だけどもう俺は臆したりしない。だって、情けないのは俺だけじゃないってわかったから。
それに―。
「そんな口聞いて平気かよ。貧弱キツネめ」
「む…」
「いいから、次はちゃんとしろよ」
中の違和感をぎゅっと耐えて、身体を起こす。ぱちぱちと瞬きする流川の肩を押して、俺はその腰に跨った。
押し倒されてきょとんとする流川はガキ臭い仕種でこちらを見上げる。俺はひどくいい気分で、ニヤリと不敵に笑ってやった。
好き勝手されっぱなしは性に合わない。気持ちいいことなら尚更、俺ばっかりなのは嫌だ。
だから今度は、俺が流川をぎゃふんと言わせてやる。
「覚悟しろ」
恐る恐る腰を浮かして流川の刀身を晒す。中から流川が放ったものが溢れてきたけれど、今はもう気にしてる場合じゃなかった。
まったく、コンドームなんて使う余裕ないくらいに切羽詰っていたくせに、ちゃんと俺をイかせてやるだなんてよく言えたもんだ。
だけど、それだけ無我夢中に求められるっていうのは悪くない。
俺は抜けてしまうぎりぎりまで腰を上げて、今度はゆっくりと下ろした。自分の体重で、さっきよりももっと奥に挿入された気がする。
「ん、うっ」
「…っく、どあ、ほ…」
精液かローションか、それとも俺の先走りかわからないものを潤滑油に何度かそれを繰り返すと、流川が執拗に嬲ったしこりに擦れて腰が痺れた。
思わずがくりと崩れ落ちる俺の腰を流川が支えて、今度は下から突き上げられる。ぐ、と的確にそこに当てられて上ずった声が出た。
気持ちいい。本当に、ばかみたいに気持ちがいい。ケツを掘られてこんな風になるなんて、信じられない。そう思うのと、流川のことを笑えないかもしれないと思ったのは同時だった。
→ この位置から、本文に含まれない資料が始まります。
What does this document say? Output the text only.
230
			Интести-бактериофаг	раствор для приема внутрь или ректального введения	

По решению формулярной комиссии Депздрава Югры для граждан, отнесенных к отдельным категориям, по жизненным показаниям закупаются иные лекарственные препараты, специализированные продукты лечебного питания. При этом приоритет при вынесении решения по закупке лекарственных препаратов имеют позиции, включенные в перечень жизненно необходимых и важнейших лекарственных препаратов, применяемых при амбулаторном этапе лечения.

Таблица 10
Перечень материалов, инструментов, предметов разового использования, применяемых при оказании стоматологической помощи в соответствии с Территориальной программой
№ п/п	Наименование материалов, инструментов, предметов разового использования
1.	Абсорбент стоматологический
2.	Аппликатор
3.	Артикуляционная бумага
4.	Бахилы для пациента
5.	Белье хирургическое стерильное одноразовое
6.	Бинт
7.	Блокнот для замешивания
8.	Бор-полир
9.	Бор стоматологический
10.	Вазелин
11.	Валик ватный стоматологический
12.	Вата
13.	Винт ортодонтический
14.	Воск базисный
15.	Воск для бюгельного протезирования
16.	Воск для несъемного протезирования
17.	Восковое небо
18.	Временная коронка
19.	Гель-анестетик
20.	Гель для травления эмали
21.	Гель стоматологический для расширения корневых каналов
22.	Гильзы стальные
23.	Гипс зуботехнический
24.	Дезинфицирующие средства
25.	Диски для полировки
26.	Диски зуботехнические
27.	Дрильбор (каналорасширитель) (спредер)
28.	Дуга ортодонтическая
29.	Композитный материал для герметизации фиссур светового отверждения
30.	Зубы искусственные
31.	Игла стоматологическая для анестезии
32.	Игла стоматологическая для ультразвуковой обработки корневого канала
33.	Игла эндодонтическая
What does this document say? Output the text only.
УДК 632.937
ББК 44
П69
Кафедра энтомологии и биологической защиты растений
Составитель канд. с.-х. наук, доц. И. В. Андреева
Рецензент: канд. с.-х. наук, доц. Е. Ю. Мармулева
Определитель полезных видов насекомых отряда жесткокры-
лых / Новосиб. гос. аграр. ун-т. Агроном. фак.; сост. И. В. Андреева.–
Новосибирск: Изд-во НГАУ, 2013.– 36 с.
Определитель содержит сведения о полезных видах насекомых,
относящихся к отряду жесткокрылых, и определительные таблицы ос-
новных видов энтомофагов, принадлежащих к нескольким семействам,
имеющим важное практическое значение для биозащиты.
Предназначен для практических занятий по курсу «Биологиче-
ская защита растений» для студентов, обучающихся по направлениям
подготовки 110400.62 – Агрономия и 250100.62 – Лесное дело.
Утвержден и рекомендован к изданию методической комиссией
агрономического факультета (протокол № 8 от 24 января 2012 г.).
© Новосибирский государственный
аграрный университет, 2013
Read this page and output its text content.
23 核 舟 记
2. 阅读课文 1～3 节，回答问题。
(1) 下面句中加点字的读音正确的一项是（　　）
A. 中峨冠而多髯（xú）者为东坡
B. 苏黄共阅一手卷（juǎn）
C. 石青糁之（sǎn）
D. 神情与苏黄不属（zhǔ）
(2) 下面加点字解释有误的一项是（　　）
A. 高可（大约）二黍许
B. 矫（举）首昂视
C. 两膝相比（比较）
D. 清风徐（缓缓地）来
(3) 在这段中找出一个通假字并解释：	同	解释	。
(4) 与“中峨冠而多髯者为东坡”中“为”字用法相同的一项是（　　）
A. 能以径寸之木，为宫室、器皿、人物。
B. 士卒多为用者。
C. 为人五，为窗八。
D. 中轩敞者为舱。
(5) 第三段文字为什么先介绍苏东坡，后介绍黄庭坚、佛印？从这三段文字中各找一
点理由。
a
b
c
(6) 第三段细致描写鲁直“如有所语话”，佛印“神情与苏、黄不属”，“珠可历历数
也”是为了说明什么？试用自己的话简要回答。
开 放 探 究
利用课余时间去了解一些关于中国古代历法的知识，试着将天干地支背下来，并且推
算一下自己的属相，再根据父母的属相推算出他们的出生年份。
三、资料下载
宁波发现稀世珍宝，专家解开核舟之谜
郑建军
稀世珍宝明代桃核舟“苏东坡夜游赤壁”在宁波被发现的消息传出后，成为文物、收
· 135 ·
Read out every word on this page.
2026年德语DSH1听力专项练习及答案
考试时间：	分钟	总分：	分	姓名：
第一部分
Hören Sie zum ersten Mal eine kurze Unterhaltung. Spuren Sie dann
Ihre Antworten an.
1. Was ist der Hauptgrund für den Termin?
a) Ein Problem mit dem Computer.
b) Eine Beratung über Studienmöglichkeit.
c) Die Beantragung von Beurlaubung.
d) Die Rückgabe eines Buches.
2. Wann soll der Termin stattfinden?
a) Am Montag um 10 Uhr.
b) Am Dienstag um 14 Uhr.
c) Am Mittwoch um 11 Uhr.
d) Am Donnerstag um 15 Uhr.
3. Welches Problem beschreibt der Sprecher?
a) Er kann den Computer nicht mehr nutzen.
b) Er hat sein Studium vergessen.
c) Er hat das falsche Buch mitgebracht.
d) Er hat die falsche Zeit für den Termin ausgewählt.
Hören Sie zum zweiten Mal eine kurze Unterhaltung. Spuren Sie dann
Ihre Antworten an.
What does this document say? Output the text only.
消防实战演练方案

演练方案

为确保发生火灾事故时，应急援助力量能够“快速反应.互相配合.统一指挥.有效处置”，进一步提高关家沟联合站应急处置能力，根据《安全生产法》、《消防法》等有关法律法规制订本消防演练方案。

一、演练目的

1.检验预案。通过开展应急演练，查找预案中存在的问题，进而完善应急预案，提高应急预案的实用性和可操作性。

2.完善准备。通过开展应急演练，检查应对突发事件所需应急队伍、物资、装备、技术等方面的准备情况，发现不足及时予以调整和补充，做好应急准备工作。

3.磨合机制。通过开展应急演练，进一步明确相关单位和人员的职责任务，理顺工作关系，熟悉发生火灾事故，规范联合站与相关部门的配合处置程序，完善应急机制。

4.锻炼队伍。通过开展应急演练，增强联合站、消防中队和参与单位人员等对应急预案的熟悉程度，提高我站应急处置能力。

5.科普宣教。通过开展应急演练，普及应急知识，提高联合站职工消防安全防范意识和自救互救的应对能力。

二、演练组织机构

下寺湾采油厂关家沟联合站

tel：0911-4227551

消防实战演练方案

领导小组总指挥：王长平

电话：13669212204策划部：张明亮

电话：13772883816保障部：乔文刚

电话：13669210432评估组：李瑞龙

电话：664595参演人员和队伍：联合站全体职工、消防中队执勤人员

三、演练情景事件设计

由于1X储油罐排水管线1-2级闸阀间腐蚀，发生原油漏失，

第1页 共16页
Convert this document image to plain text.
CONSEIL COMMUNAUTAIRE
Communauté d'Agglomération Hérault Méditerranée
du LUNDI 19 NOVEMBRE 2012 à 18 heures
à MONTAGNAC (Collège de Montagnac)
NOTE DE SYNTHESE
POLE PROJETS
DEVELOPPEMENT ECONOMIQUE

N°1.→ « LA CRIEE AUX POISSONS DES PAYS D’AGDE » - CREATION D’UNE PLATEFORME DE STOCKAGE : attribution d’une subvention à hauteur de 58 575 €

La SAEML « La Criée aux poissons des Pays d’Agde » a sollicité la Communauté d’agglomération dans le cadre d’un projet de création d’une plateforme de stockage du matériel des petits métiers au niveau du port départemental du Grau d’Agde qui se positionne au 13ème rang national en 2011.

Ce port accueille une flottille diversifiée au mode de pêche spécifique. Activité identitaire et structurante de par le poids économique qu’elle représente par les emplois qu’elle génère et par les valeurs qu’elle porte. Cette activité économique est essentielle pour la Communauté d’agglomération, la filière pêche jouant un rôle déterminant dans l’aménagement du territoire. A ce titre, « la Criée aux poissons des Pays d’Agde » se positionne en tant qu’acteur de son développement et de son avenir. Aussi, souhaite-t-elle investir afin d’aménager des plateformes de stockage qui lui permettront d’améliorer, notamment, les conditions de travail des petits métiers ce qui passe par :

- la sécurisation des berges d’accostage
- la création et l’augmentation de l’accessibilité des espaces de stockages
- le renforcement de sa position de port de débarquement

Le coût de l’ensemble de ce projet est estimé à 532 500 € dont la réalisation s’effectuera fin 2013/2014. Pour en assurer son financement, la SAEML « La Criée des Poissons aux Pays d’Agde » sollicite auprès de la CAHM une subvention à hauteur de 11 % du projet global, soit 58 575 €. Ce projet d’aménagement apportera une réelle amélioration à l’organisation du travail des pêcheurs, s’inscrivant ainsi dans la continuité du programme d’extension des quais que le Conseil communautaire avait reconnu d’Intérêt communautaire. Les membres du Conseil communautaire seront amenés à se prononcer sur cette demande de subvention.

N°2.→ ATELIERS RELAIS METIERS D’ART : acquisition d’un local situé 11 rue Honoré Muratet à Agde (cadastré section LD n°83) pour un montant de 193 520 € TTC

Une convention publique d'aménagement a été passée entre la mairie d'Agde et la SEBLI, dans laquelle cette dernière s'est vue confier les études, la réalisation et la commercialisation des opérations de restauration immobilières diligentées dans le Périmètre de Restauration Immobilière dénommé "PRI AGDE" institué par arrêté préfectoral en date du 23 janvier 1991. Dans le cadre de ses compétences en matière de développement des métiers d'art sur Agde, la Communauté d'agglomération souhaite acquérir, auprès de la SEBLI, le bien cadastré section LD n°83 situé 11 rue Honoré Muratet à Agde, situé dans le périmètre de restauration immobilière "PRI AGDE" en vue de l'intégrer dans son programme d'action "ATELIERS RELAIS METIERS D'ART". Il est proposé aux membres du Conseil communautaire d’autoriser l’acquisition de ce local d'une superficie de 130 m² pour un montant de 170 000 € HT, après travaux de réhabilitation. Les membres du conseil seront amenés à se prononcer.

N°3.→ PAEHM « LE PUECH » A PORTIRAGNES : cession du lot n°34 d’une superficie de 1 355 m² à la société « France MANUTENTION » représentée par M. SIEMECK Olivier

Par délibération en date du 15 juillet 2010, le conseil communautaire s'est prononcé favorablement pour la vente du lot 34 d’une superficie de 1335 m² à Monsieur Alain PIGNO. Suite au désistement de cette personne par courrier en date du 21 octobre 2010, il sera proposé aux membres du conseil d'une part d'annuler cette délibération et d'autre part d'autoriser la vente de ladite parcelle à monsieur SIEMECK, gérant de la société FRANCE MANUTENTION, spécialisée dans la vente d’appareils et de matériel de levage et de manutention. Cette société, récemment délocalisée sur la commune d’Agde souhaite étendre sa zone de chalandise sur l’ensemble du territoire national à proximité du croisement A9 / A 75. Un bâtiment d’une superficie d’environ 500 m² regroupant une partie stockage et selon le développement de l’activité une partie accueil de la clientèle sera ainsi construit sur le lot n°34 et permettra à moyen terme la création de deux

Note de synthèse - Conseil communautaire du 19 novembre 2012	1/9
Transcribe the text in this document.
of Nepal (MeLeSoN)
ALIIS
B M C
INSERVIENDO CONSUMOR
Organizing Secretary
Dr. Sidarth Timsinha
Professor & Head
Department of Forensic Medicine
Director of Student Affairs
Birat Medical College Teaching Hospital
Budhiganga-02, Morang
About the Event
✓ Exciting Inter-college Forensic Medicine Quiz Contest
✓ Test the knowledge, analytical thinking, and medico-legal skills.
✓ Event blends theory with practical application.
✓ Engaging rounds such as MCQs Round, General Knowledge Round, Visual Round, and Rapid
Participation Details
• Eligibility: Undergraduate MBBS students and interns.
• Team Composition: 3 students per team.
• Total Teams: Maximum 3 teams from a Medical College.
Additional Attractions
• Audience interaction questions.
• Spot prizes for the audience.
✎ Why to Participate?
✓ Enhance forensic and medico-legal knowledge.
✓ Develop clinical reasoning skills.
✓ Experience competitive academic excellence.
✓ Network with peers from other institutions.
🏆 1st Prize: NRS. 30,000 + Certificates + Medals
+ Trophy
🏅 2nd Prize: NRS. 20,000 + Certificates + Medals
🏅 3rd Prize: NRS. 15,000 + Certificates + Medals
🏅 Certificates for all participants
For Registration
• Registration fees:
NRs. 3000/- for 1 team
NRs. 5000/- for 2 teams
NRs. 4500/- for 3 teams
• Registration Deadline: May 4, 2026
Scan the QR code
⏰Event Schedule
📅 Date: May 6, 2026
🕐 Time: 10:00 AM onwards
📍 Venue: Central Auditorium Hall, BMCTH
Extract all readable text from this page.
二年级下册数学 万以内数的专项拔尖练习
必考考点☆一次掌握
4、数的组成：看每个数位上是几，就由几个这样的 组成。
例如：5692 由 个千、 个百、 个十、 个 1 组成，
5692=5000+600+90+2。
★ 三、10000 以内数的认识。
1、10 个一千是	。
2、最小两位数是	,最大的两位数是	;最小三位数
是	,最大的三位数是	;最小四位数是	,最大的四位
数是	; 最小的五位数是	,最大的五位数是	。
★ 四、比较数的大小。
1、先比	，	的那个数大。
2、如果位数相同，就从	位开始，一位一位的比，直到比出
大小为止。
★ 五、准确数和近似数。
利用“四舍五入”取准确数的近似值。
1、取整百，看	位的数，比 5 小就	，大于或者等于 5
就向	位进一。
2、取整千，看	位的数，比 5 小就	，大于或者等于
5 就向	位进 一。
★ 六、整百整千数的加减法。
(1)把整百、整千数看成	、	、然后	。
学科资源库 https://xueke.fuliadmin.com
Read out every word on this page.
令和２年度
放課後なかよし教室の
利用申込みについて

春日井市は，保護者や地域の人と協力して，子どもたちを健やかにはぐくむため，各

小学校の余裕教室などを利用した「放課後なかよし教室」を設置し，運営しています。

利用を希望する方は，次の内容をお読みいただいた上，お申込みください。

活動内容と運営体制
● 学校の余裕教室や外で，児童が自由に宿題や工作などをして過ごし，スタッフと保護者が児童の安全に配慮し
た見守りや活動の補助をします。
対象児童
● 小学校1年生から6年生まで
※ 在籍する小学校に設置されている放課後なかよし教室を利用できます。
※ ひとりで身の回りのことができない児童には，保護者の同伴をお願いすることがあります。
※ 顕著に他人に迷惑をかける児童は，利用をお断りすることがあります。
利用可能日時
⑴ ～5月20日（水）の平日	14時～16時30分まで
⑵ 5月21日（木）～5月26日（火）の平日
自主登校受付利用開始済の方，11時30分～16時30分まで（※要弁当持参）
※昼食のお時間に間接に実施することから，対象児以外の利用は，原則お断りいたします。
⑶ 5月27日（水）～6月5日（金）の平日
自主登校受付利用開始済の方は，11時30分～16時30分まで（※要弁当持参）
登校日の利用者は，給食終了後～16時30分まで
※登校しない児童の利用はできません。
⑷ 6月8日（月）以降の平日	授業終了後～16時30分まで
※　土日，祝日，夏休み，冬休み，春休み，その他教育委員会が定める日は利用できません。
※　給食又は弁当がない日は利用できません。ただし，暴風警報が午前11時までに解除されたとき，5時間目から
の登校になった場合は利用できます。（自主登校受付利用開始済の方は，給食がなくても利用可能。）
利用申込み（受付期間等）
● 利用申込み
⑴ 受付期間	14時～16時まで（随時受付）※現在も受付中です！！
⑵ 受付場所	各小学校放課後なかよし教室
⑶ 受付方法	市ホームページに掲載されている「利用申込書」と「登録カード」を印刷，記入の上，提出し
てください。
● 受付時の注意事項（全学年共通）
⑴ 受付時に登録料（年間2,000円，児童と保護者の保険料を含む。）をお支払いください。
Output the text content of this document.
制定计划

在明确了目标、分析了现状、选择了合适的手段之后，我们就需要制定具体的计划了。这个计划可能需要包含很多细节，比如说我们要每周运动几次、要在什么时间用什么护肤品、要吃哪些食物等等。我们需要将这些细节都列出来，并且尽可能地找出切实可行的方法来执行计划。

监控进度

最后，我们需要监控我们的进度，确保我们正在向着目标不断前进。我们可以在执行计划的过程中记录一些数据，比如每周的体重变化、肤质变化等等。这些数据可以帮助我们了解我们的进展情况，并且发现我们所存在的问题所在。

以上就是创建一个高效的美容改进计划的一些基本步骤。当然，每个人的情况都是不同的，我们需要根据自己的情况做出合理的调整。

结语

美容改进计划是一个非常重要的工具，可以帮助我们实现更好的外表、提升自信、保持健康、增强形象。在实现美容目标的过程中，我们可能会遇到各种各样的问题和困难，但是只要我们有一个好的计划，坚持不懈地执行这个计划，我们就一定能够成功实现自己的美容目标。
長く持ちそうにない。未知の気持ちよさに、身体は異常なまでに貪欲だ。もっともっと、と自ら咥え込んでいるみたいだ。
恥ずかしい。でもそれは自分だけじゃない。
下から俺を見上げる流川は、余裕のない顔で息を上げている。紅潮した頬やこめかみに流れる汗がその必死さを物語っていて、ああ、なによりその目。真っ直ぐに見つめられて目が離せない。
「うあっ、も…、へん、になるっ」
「っ、おれ、も」
少し寄せられた眉は常にない流川の表情だ。俺の中に放った時、こんな顔をしていたのだろうか。
熱くなる。身体が、内側が、心臓が。
「あっあ、あ!」
見せたくない。誰にも。流川のこんな顔は。俺以外の誰にも。
上り詰めた俺は、薄れゆく意識のなかで初めて独占欲染みたことを思ったのだった。